A short unfolding of the Book of James
(All citations are to the Book or James and, unless specified, to the ESV translation).
James writes to a group of brothers marked by bad behavior:
Many brothers show partiality among those who come into their fellowship. Cursing marks many of them (3:10), as does speaking evil against one another (4:11-12). Quarrels and fights infest the church (4:1). Many live for the riches of the age which rot their own flesh away (5:1-6). And more than this, they aren’t standing steadfastly faithful to God in a world that says pursue pleasure, riches, and approval (5:7-11). They are marked by the same sins as their persecutors, and actually want to be friends with them (2:6-7). And they boast in themselves and not in God (4:16). Why is there so much bad behavior? James also answers this.

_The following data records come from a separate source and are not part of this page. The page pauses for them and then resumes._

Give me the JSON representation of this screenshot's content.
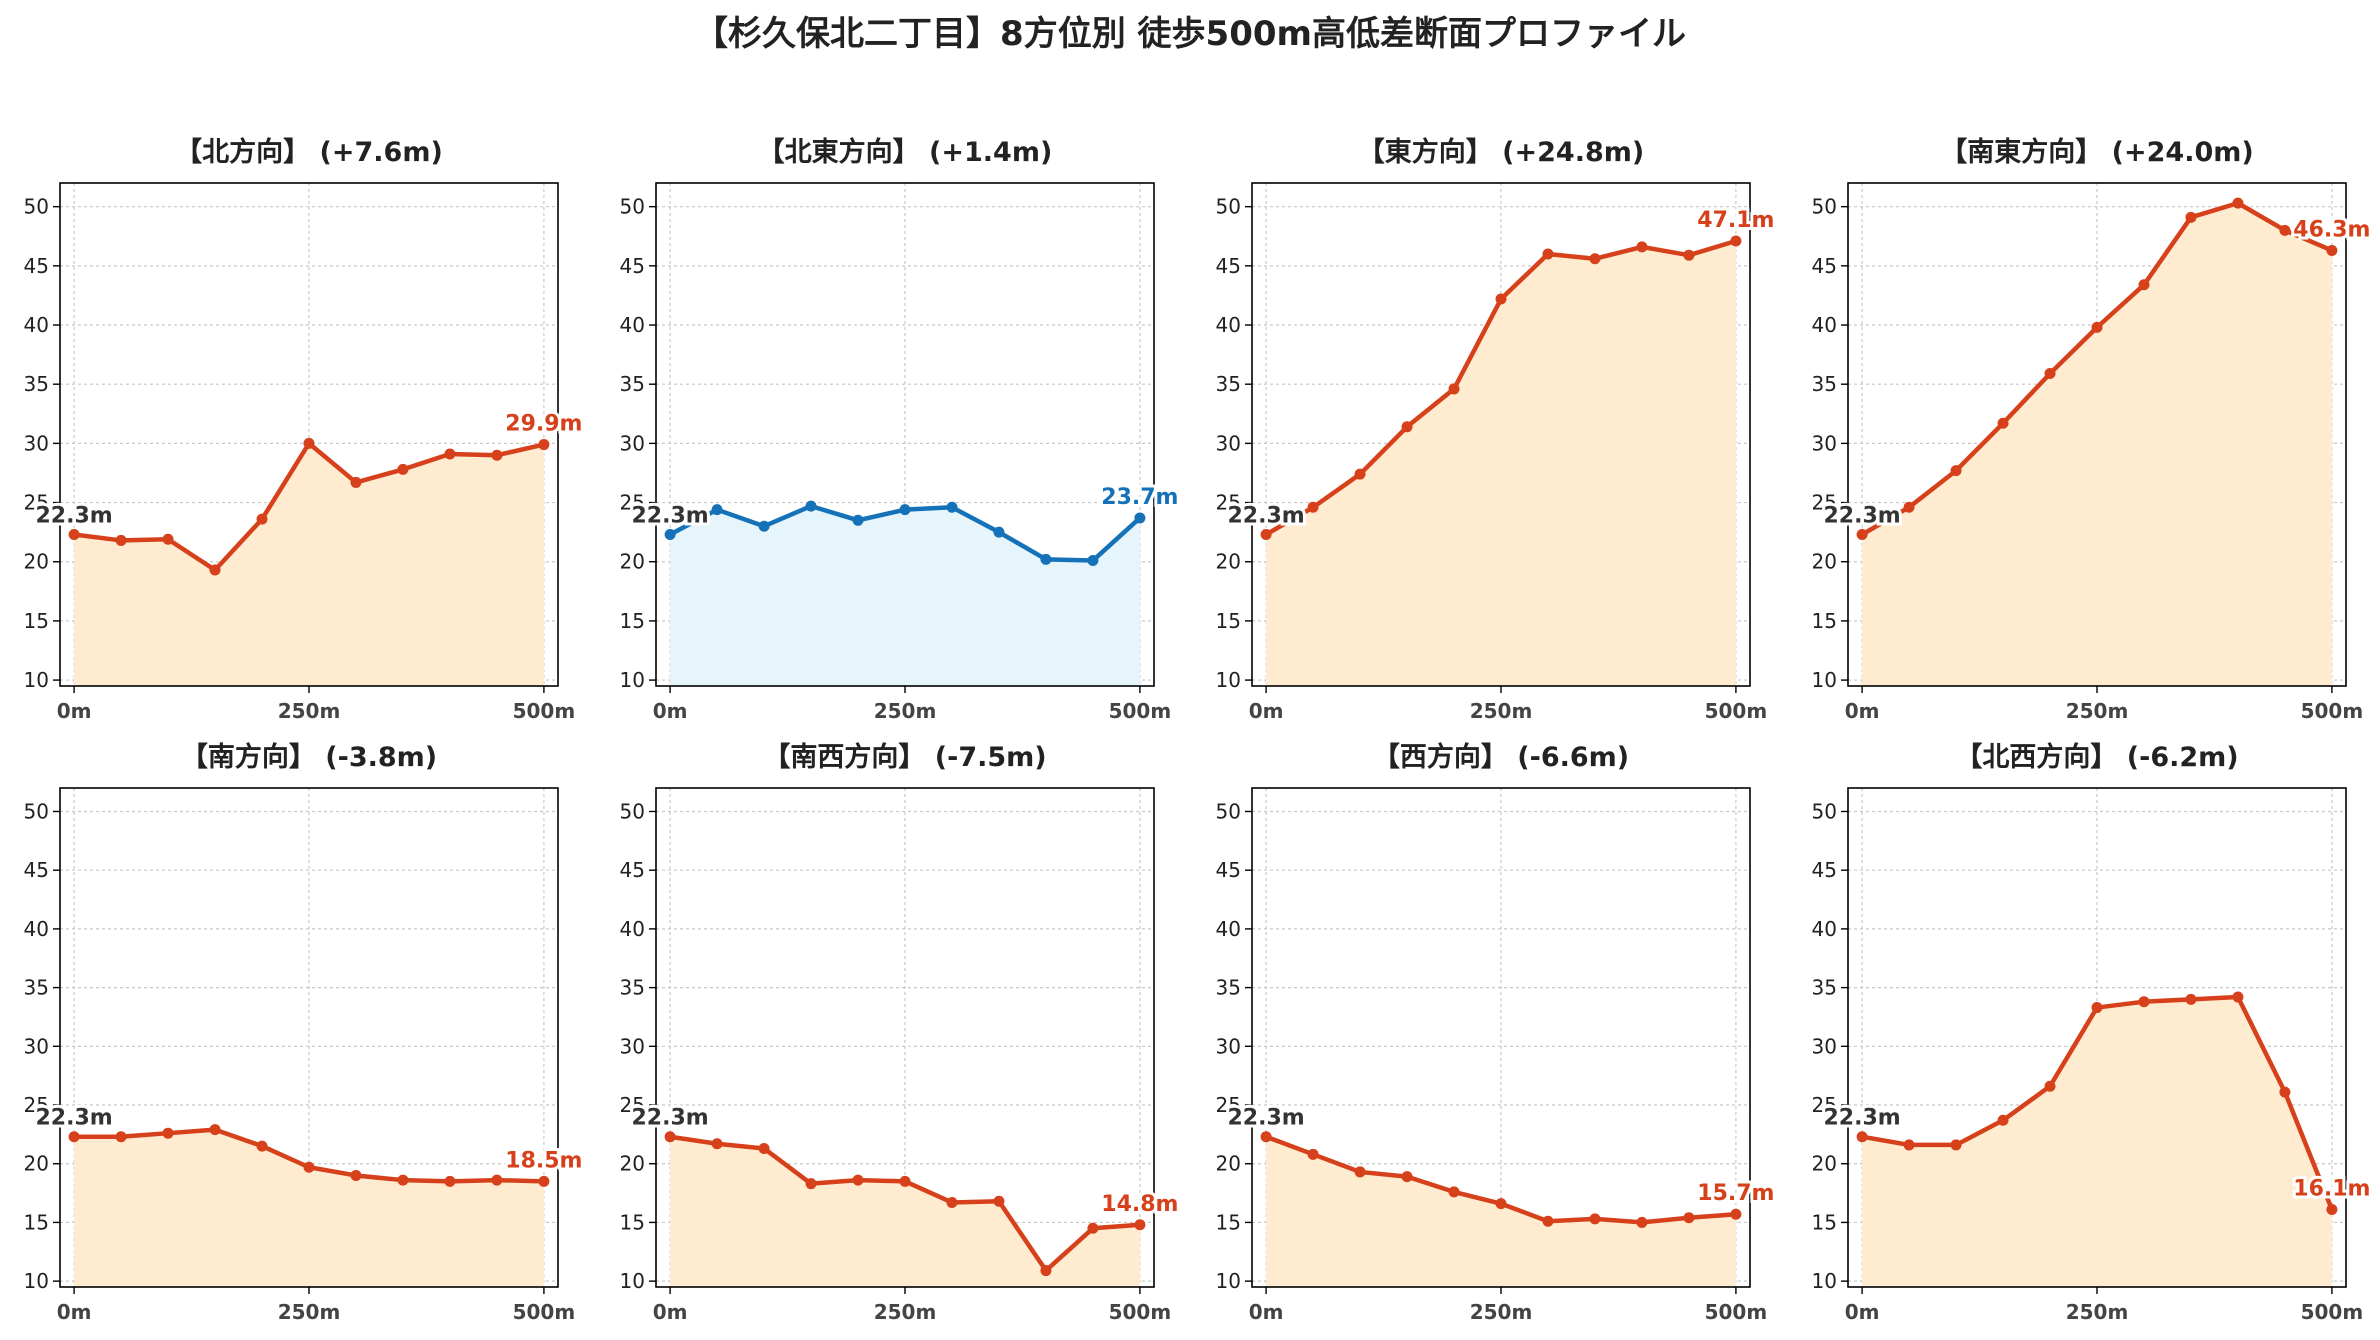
{
  "title": "【杉久保北二丁目】8方位別 徒歩500m高低差断面プロファイル",
  "colors": {
    "up_line": "#d6401a",
    "up_fill": "#ffecd0",
    "flat_line": "#1672b8",
    "flat_fill": "#e6f4fb",
    "start_label": "#333333",
    "grid": "#c8c8c8",
    "axis": "#000000"
  },
  "chart_data": [
    {
      "type": "area",
      "title": "【北方向】 (+7.6m)",
      "x": [
        0,
        50,
        100,
        150,
        200,
        250,
        300,
        350,
        400,
        450,
        500
      ],
      "xticks": [
        0,
        250,
        500
      ],
      "xtick_labels": [
        "0m",
        "250m",
        "500m"
      ],
      "yticks": [
        10,
        15,
        20,
        25,
        30,
        35,
        40,
        45,
        50
      ],
      "ylim": [
        9.5,
        52
      ],
      "xlim": [
        -15,
        515
      ],
      "grid": true,
      "series": [
        {
          "values": [
            22.3,
            21.8,
            21.9,
            19.3,
            23.6,
            30.0,
            26.7,
            27.8,
            29.1,
            29.0,
            29.9
          ]
        }
      ],
      "start_label": "22.3m",
      "end_label": "29.9m",
      "scheme": "orange"
    },
    {
      "type": "area",
      "title": "【北東方向】 (+1.4m)",
      "x": [
        0,
        50,
        100,
        150,
        200,
        250,
        300,
        350,
        400,
        450,
        500
      ],
      "xticks": [
        0,
        250,
        500
      ],
      "xtick_labels": [
        "0m",
        "250m",
        "500m"
      ],
      "yticks": [
        10,
        15,
        20,
        25,
        30,
        35,
        40,
        45,
        50
      ],
      "ylim": [
        9.5,
        52
      ],
      "xlim": [
        -15,
        515
      ],
      "grid": true,
      "series": [
        {
          "values": [
            22.3,
            24.4,
            23.0,
            24.7,
            23.5,
            24.4,
            24.6,
            22.5,
            20.2,
            20.1,
            23.7
          ]
        }
      ],
      "start_label": "22.3m",
      "end_label": "23.7m",
      "scheme": "blue"
    },
    {
      "type": "area",
      "title": "【東方向】 (+24.8m)",
      "x": [
        0,
        50,
        100,
        150,
        200,
        250,
        300,
        350,
        400,
        450,
        500
      ],
      "xticks": [
        0,
        250,
        500
      ],
      "xtick_labels": [
        "0m",
        "250m",
        "500m"
      ],
      "yticks": [
        10,
        15,
        20,
        25,
        30,
        35,
        40,
        45,
        50
      ],
      "ylim": [
        9.5,
        52
      ],
      "xlim": [
        -15,
        515
      ],
      "grid": true,
      "series": [
        {
          "values": [
            22.3,
            24.6,
            27.4,
            31.4,
            34.6,
            42.2,
            46.0,
            45.6,
            46.6,
            45.9,
            47.1
          ]
        }
      ],
      "start_label": "22.3m",
      "end_label": "47.1m",
      "scheme": "orange"
    },
    {
      "type": "area",
      "title": "【南東方向】 (+24.0m)",
      "x": [
        0,
        50,
        100,
        150,
        200,
        250,
        300,
        350,
        400,
        450,
        500
      ],
      "xticks": [
        0,
        250,
        500
      ],
      "xtick_labels": [
        "0m",
        "250m",
        "500m"
      ],
      "yticks": [
        10,
        15,
        20,
        25,
        30,
        35,
        40,
        45,
        50
      ],
      "ylim": [
        9.5,
        52
      ],
      "xlim": [
        -15,
        515
      ],
      "grid": true,
      "series": [
        {
          "values": [
            22.3,
            24.6,
            27.7,
            31.7,
            35.9,
            39.8,
            43.4,
            49.1,
            50.3,
            48.0,
            46.3
          ]
        }
      ],
      "start_label": "22.3m",
      "end_label": "46.3m",
      "scheme": "orange"
    },
    {
      "type": "area",
      "title": "【南方向】 (-3.8m)",
      "x": [
        0,
        50,
        100,
        150,
        200,
        250,
        300,
        350,
        400,
        450,
        500
      ],
      "xticks": [
        0,
        250,
        500
      ],
      "xtick_labels": [
        "0m",
        "250m",
        "500m"
      ],
      "yticks": [
        10,
        15,
        20,
        25,
        30,
        35,
        40,
        45,
        50
      ],
      "ylim": [
        9.5,
        52
      ],
      "xlim": [
        -15,
        515
      ],
      "grid": true,
      "series": [
        {
          "values": [
            22.3,
            22.3,
            22.6,
            22.9,
            21.5,
            19.7,
            19.0,
            18.6,
            18.5,
            18.6,
            18.5
          ]
        }
      ],
      "start_label": "22.3m",
      "end_label": "18.5m",
      "scheme": "orange"
    },
    {
      "type": "area",
      "title": "【南西方向】 (-7.5m)",
      "x": [
        0,
        50,
        100,
        150,
        200,
        250,
        300,
        350,
        400,
        450,
        500
      ],
      "xticks": [
        0,
        250,
        500
      ],
      "xtick_labels": [
        "0m",
        "250m",
        "500m"
      ],
      "yticks": [
        10,
        15,
        20,
        25,
        30,
        35,
        40,
        45,
        50
      ],
      "ylim": [
        9.5,
        52
      ],
      "xlim": [
        -15,
        515
      ],
      "grid": true,
      "series": [
        {
          "values": [
            22.3,
            21.7,
            21.3,
            18.3,
            18.6,
            18.5,
            16.7,
            16.8,
            10.9,
            14.5,
            14.8
          ]
        }
      ],
      "start_label": "22.3m",
      "end_label": "14.8m",
      "scheme": "orange"
    },
    {
      "type": "area",
      "title": "【西方向】 (-6.6m)",
      "x": [
        0,
        50,
        100,
        150,
        200,
        250,
        300,
        350,
        400,
        450,
        500
      ],
      "xticks": [
        0,
        250,
        500
      ],
      "xtick_labels": [
        "0m",
        "250m",
        "500m"
      ],
      "yticks": [
        10,
        15,
        20,
        25,
        30,
        35,
        40,
        45,
        50
      ],
      "ylim": [
        9.5,
        52
      ],
      "xlim": [
        -15,
        515
      ],
      "grid": true,
      "series": [
        {
          "values": [
            22.3,
            20.8,
            19.3,
            18.9,
            17.6,
            16.6,
            15.1,
            15.3,
            15.0,
            15.4,
            15.7
          ]
        }
      ],
      "start_label": "22.3m",
      "end_label": "15.7m",
      "scheme": "orange"
    },
    {
      "type": "area",
      "title": "【北西方向】 (-6.2m)",
      "x": [
        0,
        50,
        100,
        150,
        200,
        250,
        300,
        350,
        400,
        450,
        500
      ],
      "xticks": [
        0,
        250,
        500
      ],
      "xtick_labels": [
        "0m",
        "250m",
        "500m"
      ],
      "yticks": [
        10,
        15,
        20,
        25,
        30,
        35,
        40,
        45,
        50
      ],
      "ylim": [
        9.5,
        52
      ],
      "xlim": [
        -15,
        515
      ],
      "grid": true,
      "series": [
        {
          "values": [
            22.3,
            21.6,
            21.6,
            23.7,
            26.6,
            33.3,
            33.8,
            34.0,
            34.2,
            26.1,
            16.1
          ]
        }
      ],
      "start_label": "22.3m",
      "end_label": "16.1m",
      "scheme": "orange"
    }
  ]
}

The bad behavior is the symptom of a deeper disease:
I think James is pointing out what is and must be at the bottom of all the visible bad behavior: filthiness and rampant wickedness (1:21). Bitter jealousy and selfish ambition in their hearts (3:14). Why does James take so much time pointing this out? And why would this not be apparent and clear? Because they are being “false to the truth” (3:14). “Where there is disorder and every vile practice,” says James, there will be underneath that “jealousy and selfish ambition” (3:16). They aren’t living life in the light of “the Father of lights with whom there is no variation or shadow due to change” (1:17). They are living in another wisdom, not from God (which would be good and perfect 1:17), an “earthly, unspiritual, and demonic” wisdom.

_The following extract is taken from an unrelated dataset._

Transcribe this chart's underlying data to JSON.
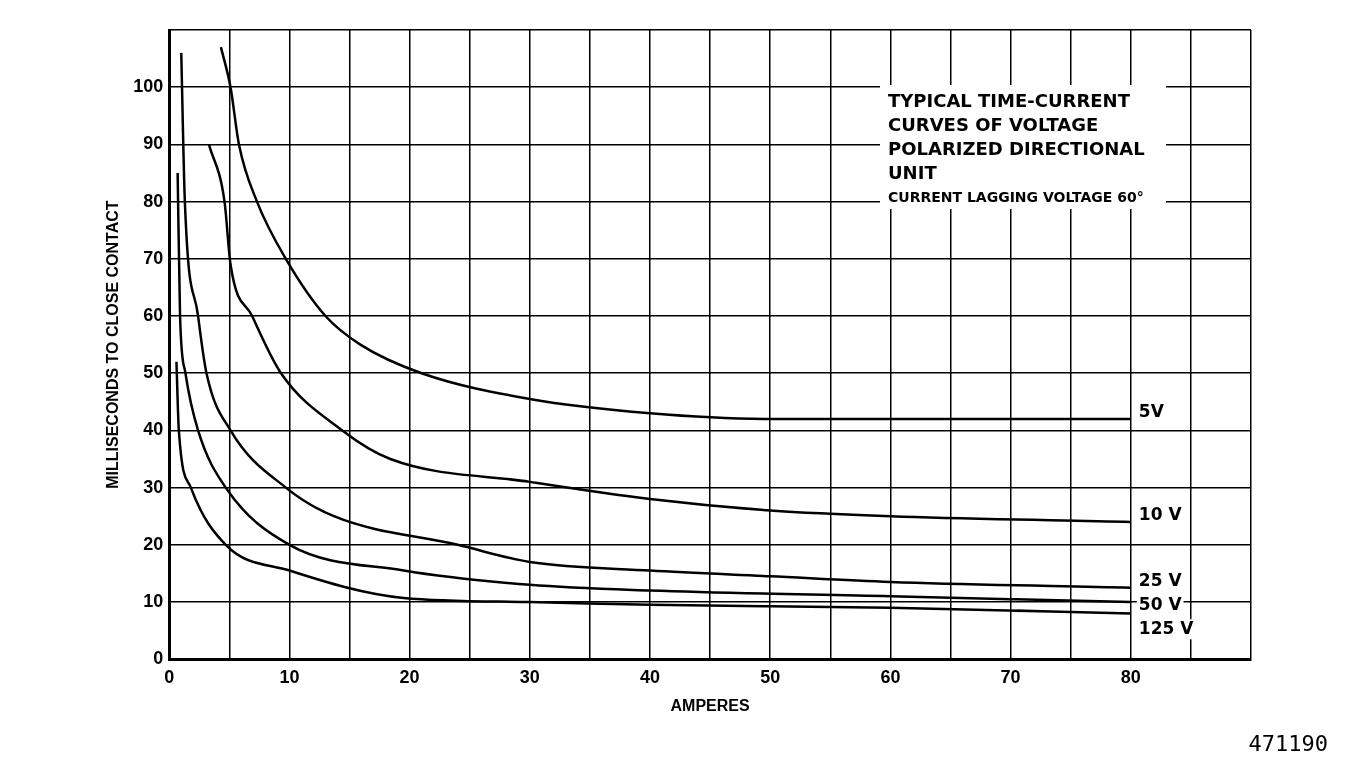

Underneath this, there is more; an enmity with God:
All their bad behavior and evil of heart shows a deeper reality: adultery against God (4:4). They say they love Him, but when they pray to Him for help with trials and temptations, they ask doubtingly, being double-minded (literally, “two-souled”), wanting good gifts and yet wanting his sin (1:5-8). They are marked by genuine prayerfulness, one which looks to Christ the righteous as their plea before the Father (5:13-20). They say they want to live in the light, but really they want to revel in the darkness (4:3). They say that they believe and are looking to God for their salvation, but they have no interest in living that out (2:14-26). They hear the Word, but do not want to let it take hold of their lives (1:21-22). They refuse to hear and therefore they speak what they shouldn’t and they grow hot with anger against one another (1:19). Why? Because many have deceived themselves (1:16, 22, 26). They say they love God, but they don’t want to remain steadfast for Him (1:12). They are carried away and enticed by their own evil desires, but instead of admitting it to God, they blame Him for it (1:13-14).

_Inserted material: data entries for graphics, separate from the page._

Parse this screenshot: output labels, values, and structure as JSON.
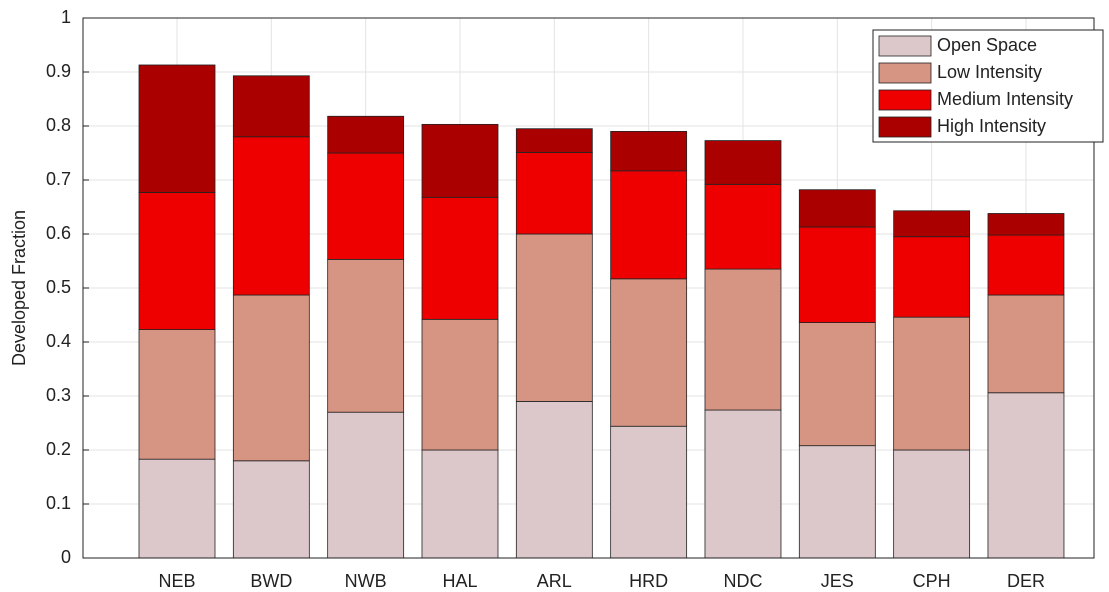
{
  "chart_data": {
    "type": "stacked_bar",
    "y_label": "Developed Fraction",
    "categories": [
      "NEB",
      "BWD",
      "NWB",
      "HAL",
      "ARL",
      "HRD",
      "NDC",
      "JES",
      "CPH",
      "DER"
    ],
    "series": [
      {
        "name": "Open Space",
        "color": "#dcc8ca",
        "values": [
          0.183,
          0.18,
          0.27,
          0.2,
          0.29,
          0.244,
          0.274,
          0.208,
          0.2,
          0.306
        ]
      },
      {
        "name": "Low Intensity",
        "color": "#d69483",
        "values": [
          0.24,
          0.307,
          0.283,
          0.242,
          0.31,
          0.273,
          0.261,
          0.228,
          0.246,
          0.181
        ]
      },
      {
        "name": "Medium Intensity",
        "color": "#ee0000",
        "values": [
          0.254,
          0.293,
          0.197,
          0.226,
          0.151,
          0.2,
          0.157,
          0.177,
          0.149,
          0.111
        ]
      },
      {
        "name": "High Intensity",
        "color": "#aa0000",
        "values": [
          0.236,
          0.113,
          0.068,
          0.135,
          0.044,
          0.073,
          0.081,
          0.069,
          0.048,
          0.04
        ]
      }
    ],
    "ylim": [
      0,
      1
    ],
    "yticks": [
      0,
      0.1,
      0.2,
      0.3,
      0.4,
      0.5,
      0.6,
      0.7,
      0.8,
      0.9,
      1
    ],
    "grid": true,
    "legend": "top-right"
  }
}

Why does James write like this?
Why is James writing to them? James is writing to them to call them back to the Father. They want to prove that they themselves are good and right. In reality, though, they aren’t. Instead of arrogant boasting, they need the meekness of the wisdom from above, which is pure, peaceable, considerate, open to reason, full of mercy and good fruits, without doubting, without hypocrisy (3:17 LSB). They need humility from the Spirit by grace (5:5-6). They need to be confronted with the truth they so desperately suppress by their evil deeds, that friendship with the evil world is enmity and active hostility to God. That whoever would stand steadfastly with the world in the desire of his heart makes himself an enemy of God (5:4). James calls them back to humility, resistance of the devil, reliant relationship with God, the putting away of evil deeds, purity of heart, and exposure of their double-mindedness (5:8). They need to be brought back to the truth that they are “a mist that appears for a little while and then vanishes” (4:14). They need to rely on God again (4:15). They need to submit to the one Judge and Lawgiver again, and build up on another in what is true and right by Him (4:11-12). In short, they need to be brought back to all in Christianity.
Application:
I wonder if our focus on revival in America today shouldn’t rather be a focus on reformation. For those brothers to whom James wrote, underneath all the backstabbing and vileness there existed backwards theology and a hatred of God in His goodness—a dislike of heart reformation. I wonder if it is true in our own day? Maybe a better question is whether it is true of ourselves. Brothers is a word that brings out the individual nature of the united church. James uses it everywhere. The church must do this, but only individual brothers and sisters can “receive the implanted Word” (1:21). They must be restored to God as individual souls before they can be restored as a church (1:21). They need to stop pointing their fingers at God; and they need to stop hating each other when they are both doing the same evil, both living in the same deception, and both living in the theological wisdom of the demons and the world. And they need brothers, loving brothers who, though no less in need of God’s grace, by His grace have better footing to call them back from their wanderings and to the truth of the Gospel (5:19-20). I believe we can see in the church today the symptoms of many theological diseases. May I humbly submit that we don’t need revival today; we need reformation at a deep theological level.